Introduction:
Skin temperature fluctuates dynamically and reflects complex thermoregulatory mechanisms, including the balance between heat loss and heat gain mechanisms through autonomic control of peripheral blood flow and metabolic factors. While analytical methods have been established to assess skin temperature variability (STV), the potential applications of STV analysis remain an emerging and primarily exploratory field. This systematic review aims to synthesize current evidence on the prognostic role of STV metrics, including short-term fluctuations, circadian patterns, and entropy in predicting clinical outcomes such as mortality. It also seeks to characterise the technical heterogeneity in measurement sites and analytical approaches, and to identify future research directions.

Methods:
Following PRISMA guidelines, a systematic search was conducted across Ovid MEDLINE, EMBASE, and AMED from inception to July 2025. Studies were eligible if they included human participants in any clinical setting and linked dynamic STV measurements to prognostic outcomes. The quality of the included studies was assessed using the QualSyst tool. As this study is a systematic review of previously published data and did not involve new data collection from human participants or animals, no ethical approval was required.

Results:
Of 123 papers screened, a total of 8 studies met the inclusion criteria. Preliminary evidence suggests an association between altered STV and patient prognosis, although the findings are limited by methodological heterogeneity: 

1.     Population-Level Findings: Large-scale data from the UK Biobank (n=91,462) identified that blunted circadian temperature amplitudes are independent predictors of long-term incident diseases, including Non-alcoholic Fatty Liver Disease (HR: 1.91) and Type 2 Diabetes (HR: 1.69). 
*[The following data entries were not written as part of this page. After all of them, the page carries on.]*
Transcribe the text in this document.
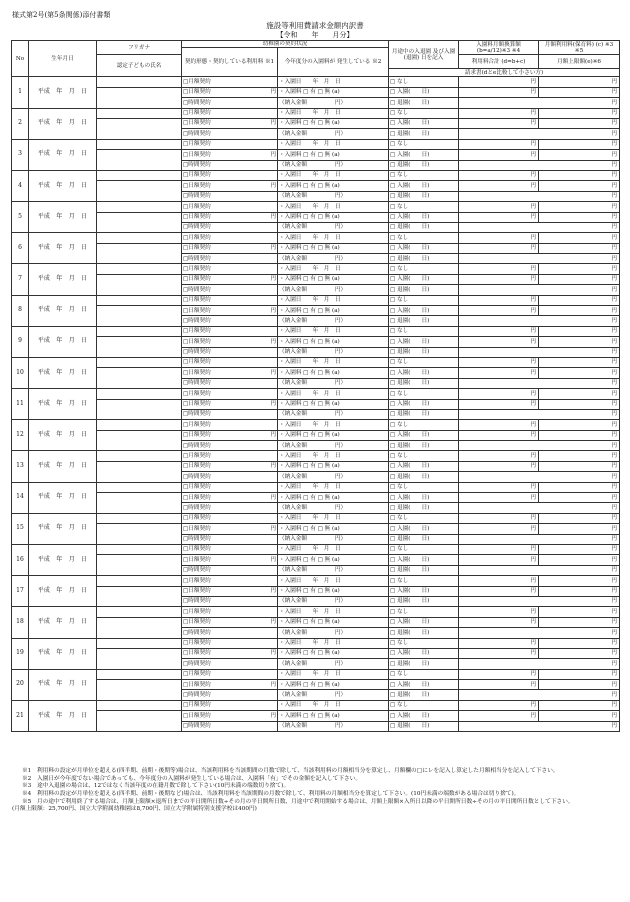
様式第2号(第5条関係)添付書類
施設等利用費請求金額内訳書
【令和　　年　　月分】
No	生年月日	フリガナ	幼稚園の契約状況		月途中の入退園 及び入園(退園) 日を記入	入園料月額換算額 (b=a/12)※3 ※4	月額利用料(保育料) (c) ※3 ※5
			契約形態・契約している利用料 ※1	今年度分の入園料が 発生している ※2			
		認定子どもの氏名				利用料合計 (d=b+c)	月額上限額(e)※6

					請求書(dとe比較して小さい方)		
1	平成　年　月　日		□月額契約	・入園日　　年　月　日	□ なし	円	円

			□日額契約 円	・入園料 □ 有 □ 無 (a)	□ 入園(　　日)	円	円
			□時間契約	（納入金額　　　　　円）	□ 退園(　　日)	円	
2	平成　年　月　日		□月額契約	・入園日　　年　月　日	□ なし	円	円

			□日額契約 円	・入園料 □ 有 □ 無 (a)	□ 入園(　　日)	円	円
			□時間契約	（納入金額　　　　　円）	□ 退園(　　日)	円	
3	平成　年　月　日		□月額契約	・入園日　　年　月　日	□ なし	円	円

			□日額契約 円	・入園料 □ 有 □ 無 (a)	□ 入園(　　日)	円	円
			□時間契約	（納入金額　　　　　円）	□ 退園(　　日)	円	
4	平成　年　月　日		□月額契約	・入園日　　年　月　日	□ なし	円	円

			□日額契約 円	・入園料 □ 有 □ 無 (a)	□ 入園(　　日)	円	円
			□時間契約	（納入金額　　　　　円）	□ 退園(　　日)	円	
5	平成　年　月　日		□月額契約	・入園日　　年　月　日	□ なし	円	円

			□日額契約 円	・入園料 □ 有 □ 無 (a)	□ 入園(　　日)	円	円
			□時間契約	（納入金額　　　　　円）	□ 退園(　　日)	円	
6	平成　年　月　日		□月額契約	・入園日　　年　月　日	□ なし	円	円

			□日額契約 円	・入園料 □ 有 □ 無 (a)	□ 入園(　　日)	円	円
			□時間契約	（納入金額　　　　　円）	□ 退園(　　日)	円	
7	平成　年　月　日		□月額契約	・入園日　　年　月　日	□ なし	円	円

			□日額契約 円	・入園料 □ 有 □ 無 (a)	□ 入園(　　日)	円	円
			□時間契約	（納入金額　　　　　円）	□ 退園(　　日)	円	
8	平成　年　月　日		□月額契約	・入園日　　年　月　日	□ なし	円	円

			□日額契約 円	・入園料 □ 有 □ 無 (a)	□ 入園(　　日)	円	円
			□時間契約	（納入金額　　　　　円）	□ 退園(　　日)	円	
9	平成　年　月　日		□月額契約	・入園日　　年　月　日	□ なし	円	円

			□日額契約 円	・入園料 □ 有 □ 無 (a)	□ 入園(　　日)	円	円
			□時間契約	（納入金額　　　　　円）	□ 退園(　　日)	円	
10	平成　年　月　日		□月額契約	・入園日　　年　月　日	□ なし	円	円

			□日額契約 円	・入園料 □ 有 □ 無 (a)	□ 入園(　　日)	円	円
			□時間契約	（納入金額　　　　　円）	□ 退園(　　日)	円	
11	平成　年　月　日		□月額契約	・入園日　　年　月　日	□ なし	円	円

			□日額契約 円	・入園料 □ 有 □ 無 (a)	□ 入園(　　日)	円	円
			□時間契約	（納入金額　　　　　円）	□ 退園(　　日)	円	
12	平成　年　月　日		□月額契約	・入園日　　年　月　日	□ なし	円	円

			□日額契約 円	・入園料 □ 有 □ 無 (a)	□ 入園(　　日)	円	円
			□時間契約	（納入金額　　　　　円）	□ 退園(　　日)	円	
13	平成　年　月　日		□月額契約	・入園日　　年　月　日	□ なし	円	円

			□日額契約 円	・入園料 □ 有 □ 無 (a)	□ 入園(　　日)	円	円
			□時間契約	（納入金額　　　　　円）	□ 退園(　　日)	円	
14	平成　年　月　日		□月額契約	・入園日　　年　月　日	□ なし	円	円

			□日額契約 円	・入園料 □ 有 □ 無 (a)	□ 入園(　　日)	円	円
			□時間契約	（納入金額　　　　　円）	□ 退園(　　日)	円	
15	平成　年　月　日		□月額契約	・入園日　　年　月　日	□ なし	円	円

			□日額契約 円	・入園料 □ 有 □ 無 (a)	□ 入園(　　日)	円	円
			□時間契約	（納入金額　　　　　円）	□ 退園(　　日)	円	
16	平成　年　月　日		□月額契約	・入園日　　年　月　日	□ なし	円	円

			□日額契約 円	・入園料 □ 有 □ 無 (a)	□ 入園(　　日)	円	円
			□時間契約	（納入金額　　　　　円）	□ 退園(　　日)	円	
17	平成　年　月　日		□月額契約	・入園日　　年　月　日	□ なし	円	円

			□日額契約 円	・入園料 □ 有 □ 無 (a)	□ 入園(　　日)	円	円
			□時間契約	（納入金額　　　　　円）	□ 退園(　　日)	円	
18	平成　年　月　日		□月額契約	・入園日　　年　月　日	□ なし	円	円

			□日額契約 円	・入園料 □ 有 □ 無 (a)	□ 入園(　　日)	円	円
			□時間契約	（納入金額　　　　　円）	□ 退園(　　日)	円	
19	平成　年　月　日		□月額契約	・入園日　　年　月　日	□ なし	円	円

			□日額契約 円	・入園料 □ 有 □ 無 (a)	□ 入園(　　日)	円	円
			□時間契約	（納入金額　　　　　円）	□ 退園(　　日)	円	
20	平成　年　月　日		□月額契約	・入園日　　年　月　日	□ なし	円	円

			□日額契約 円	・入園料 □ 有 □ 無 (a)	□ 入園(　　日)	円	円
			□時間契約	（納入金額　　　　　円）	□ 退園(　　日)	円	
21	平成　年　月　日		□月額契約	・入園日　　年　月　日	□ なし	円	円

			□日額契約 円	・入園料 □ 有 □ 無 (a)	□ 入園(　　日)	円	円
			□時間契約	（納入金額　　　　　円）	□ 退園(　　日)	円	

※1　利用料の設定が月単位を超える(四半期、前期・後期等)場合は、当該利用料を当該期間の月数で除して、当該利用料の月額相当分を算定し、月額欄の□にレを記入し算定した月額相当分を記入して下さい。

※2　入園日が今年度でない場合であっても、今年度分の入園料が発生している場合は、入園料「有」でその金額を記入して下さい。

※3　途中入退園の場合は、12ではなく当該年度の在籍月数で除して下さい(10円未満の端数切り捨て)。

※4　利用料の設定が月単位を超える(四半期、前期・後期など)場合は、当該利用料を当該期間の月数で除して、利用料の月額相当分を算定して下さい。(10円未満の端数がある場合は切り捨て)。

※5　月の途中で利用終了する場合は、月額上限額×退所日までの平日開所日数÷その月の平日開所日数、月途中で利用開始する場合は、月額上限額×入所日以降の平日開所日数÷その月の平日開所日数として下さい。

(月額上限額：25,700円、国立大学附属幼稚園は8,700円、国立大学附属特別支援学校は400円)
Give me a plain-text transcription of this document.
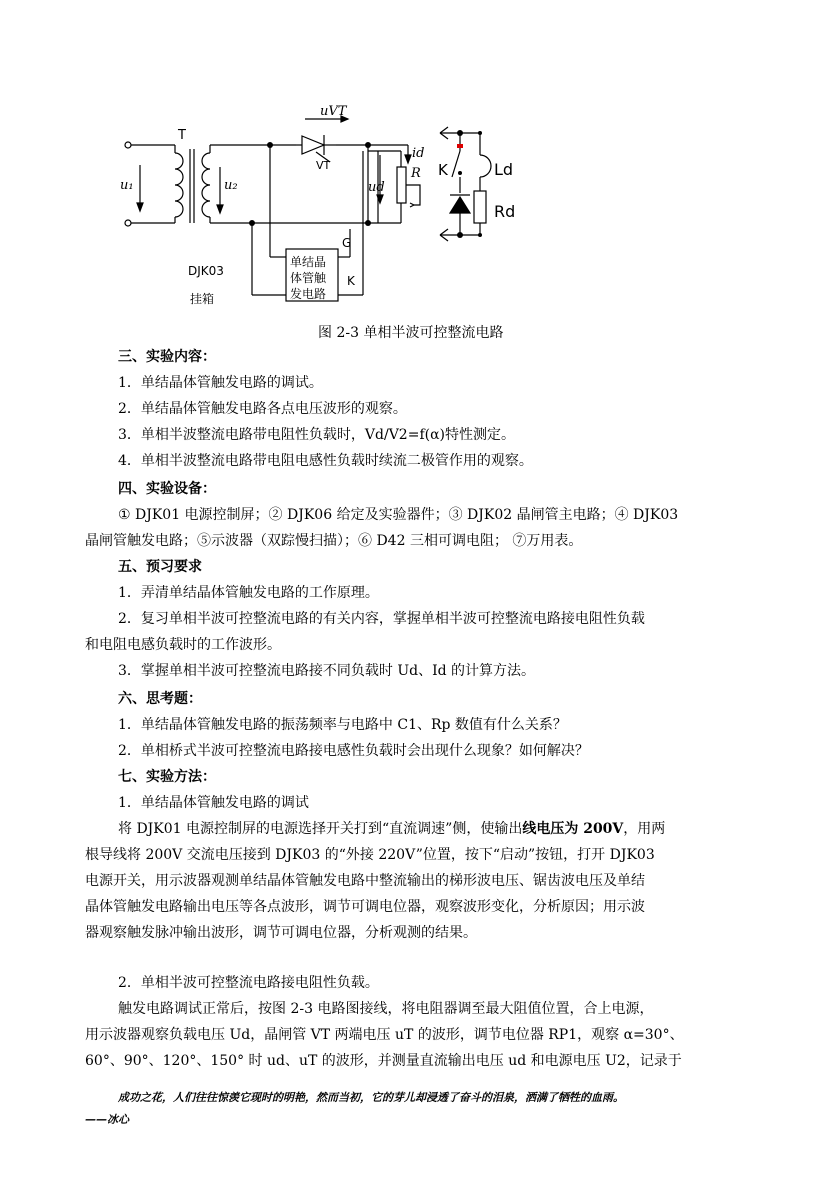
uVT
u₁	u₂	ud
id
R
T
VT
G
K
DJK03
挂箱
单结晶
体管触
发电路
K	Ld
Rd
图 2-3 单相半波可控整流电路
三、实验内容：
1．单结晶体管触发电路的调试。
2．单结晶体管触发电路各点电压波形的观察。
3．单相半波整流电路带电阻性负载时，Vd/V2=f(α)特性测定。
4．单相半波整流电路带电阻电感性负载时续流二极管作用的观察。
四、实验设备：
① DJK01 电源控制屏；② DJK06 给定及实验器件；③ DJK02 晶闸管主电路；④ DJK03
晶闸管触发电路；⑤示波器（双踪慢扫描）；⑥ D42 三相可调电阻； ⑦万用表。
五、预习要求
1．弄清单结晶体管触发电路的工作原理。
2．复习单相半波可控整流电路的有关内容，掌握单相半波可控整流电路接电阻性负载
和电阻电感负载时的工作波形。
3．掌握单相半波可控整流电路接不同负载时 Ud、Id 的计算方法。
六、思考题：
1．单结晶体管触发电路的振荡频率与电路中 C1、Rp 数值有什么关系？
2．单相桥式半波可控整流电路接电感性负载时会出现什么现象？如何解决？
七、实验方法：
1．单结晶体管触发电路的调试
将 DJK01 电源控制屏的电源选择开关打到“直流调速”侧，使输出线电压为 200V，用两
根导线将 200V 交流电压接到 DJK03 的“外接 220V”位置，按下“启动”按钮，打开 DJK03
电源开关，用示波器观测单结晶体管触发电路中整流输出的梯形波电压、锯齿波电压及单结
晶体管触发电路输出电压等各点波形，调节可调电位器，观察波形变化，分析原因；用示波
器观察触发脉冲输出波形，调节可调电位器，分析观测的结果。
2．单相半波可控整流电路接电阻性负载。
触发电路调试正常后，按图 2-3 电路图接线，将电阻器调至最大阻值位置，合上电源，
用示波器观察负载电压 Ud，晶闸管 VT 两端电压 uT 的波形，调节电位器 RP1，观察 α=30°、
60°、90°、120°、150° 时 ud、uT 的波形，并测量直流输出电压 ud 和电源电压 U2，记录于
成功之花，人们往往惊羡它现时的明艳，然而当初，它的芽儿却浸透了奋斗的泪泉，洒满了牺牲的血雨。
——冰心
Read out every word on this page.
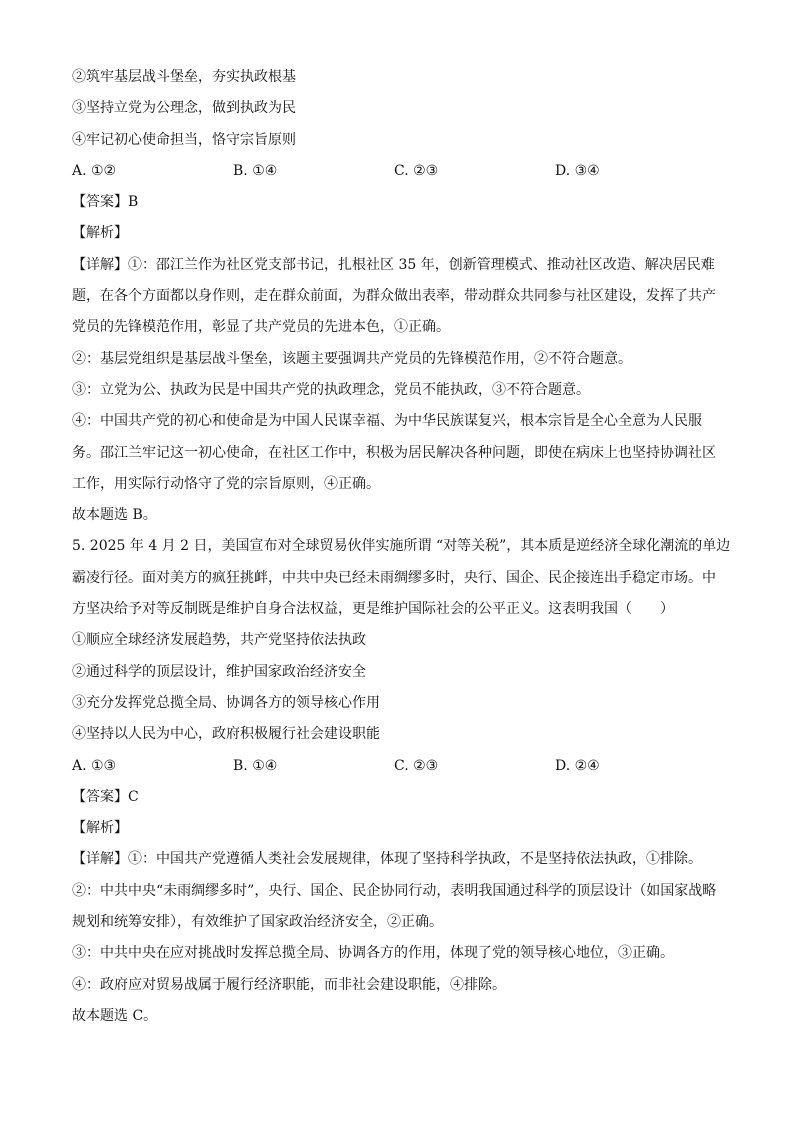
②筑牢基层战斗堡垒，夯实执政根基
③坚持立党为公理念，做到执政为民
④牢记初心使命担当，恪守宗旨原则
A. ①②	B. ①④	C. ②③	D. ③④
【答案】B
【解析】
【详解】①：邵江兰作为社区党支部书记，扎根社区 35 年，创新管理模式、推动社区改造、解决居民难
题，在各个方面都以身作则，走在群众前面，为群众做出表率，带动群众共同参与社区建设，发挥了共产
党员的先锋模范作用，彰显了共产党员的先进本色，①正确。
②：基层党组织是基层战斗堡垒，该题主要强调共产党员的先锋模范作用，②不符合题意。
③：立党为公、执政为民是中国共产党的执政理念，党员不能执政，③不符合题意。
④：中国共产党的初心和使命是为中国人民谋幸福、为中华民族谋复兴，根本宗旨是全心全意为人民服
务。邵江兰牢记这一初心使命，在社区工作中，积极为居民解决各种问题，即使在病床上也坚持协调社区
工作，用实际行动恪守了党的宗旨原则，④正确。
故本题选 B。
5. 2025 年 4 月 2 日，美国宣布对全球贸易伙伴实施所谓 “对等关税”，其本质是逆经济全球化潮流的单边
霸凌行径。面对美方的疯狂挑衅，中共中央已经未雨绸缪多时，央行、国企、民企接连出手稳定市场。中
方坚决给予对等反制既是维护自身合法权益，更是维护国际社会的公平正义。这表明我国（　　）
①顺应全球经济发展趋势，共产党坚持依法执政
②通过科学的顶层设计，维护国家政治经济安全
③充分发挥党总揽全局、协调各方的领导核心作用
④坚持以人民为中心，政府积极履行社会建设职能
A. ①③	B. ①④	C. ②③	D. ②④
【答案】C
【解析】
【详解】①：中国共产党遵循人类社会发展规律，体现了坚持科学执政，不是坚持依法执政，①排除。
②：中共中央“未雨绸缪多时”，央行、国企、民企协同行动，表明我国通过科学的顶层设计（如国家战略
规划和统筹安排），有效维护了国家政治经济安全，②正确。
③：中共中央在应对挑战时发挥总揽全局、协调各方的作用，体现了党的领导核心地位，③正确。
④：政府应对贸易战属于履行经济职能，而非社会建设职能，④排除。
故本题选 C。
2.     Clinical Cohort Findings: Seven smaller observational cohorts (n=21 to 66) demonstrated that reduced signal complexity (entropy), loss of short-term variability, and increased thermal instability were associated with higher mortality risks (OR: 1.41) and lower event-free survival across acute and chronic conditions, including sepsis, cirrhosis, and ischaemic heart disease.

3.     Methodological Heterogeneity: Significant variability was observed across studies regarding measurement sites (e.g., axilla, wrist, hypochondrium), sampling frequencies (ranging from every 10 seconds to three times daily), and analytical approaches, including amplitude, entropy, and short- and long-term variability.

A process-based logic model was developed to map the conceptual relationships between patient populations, measurement sites, STV metrics, and clinical outcomes (Figure 1).

Conclusion:
STV analysis shows promise as a non-invasive tool for identifying physiological vulnerability across a wide spectrum of clinical conditions. However, the current evidence is predominantly exploratory and constrained by small sample sizes and high methodological heterogeneity. Future research should focus on large-scale validation studies and standardizing STV metrics to facilitate their integration into wearable technology and real-time clinical monitoring systems.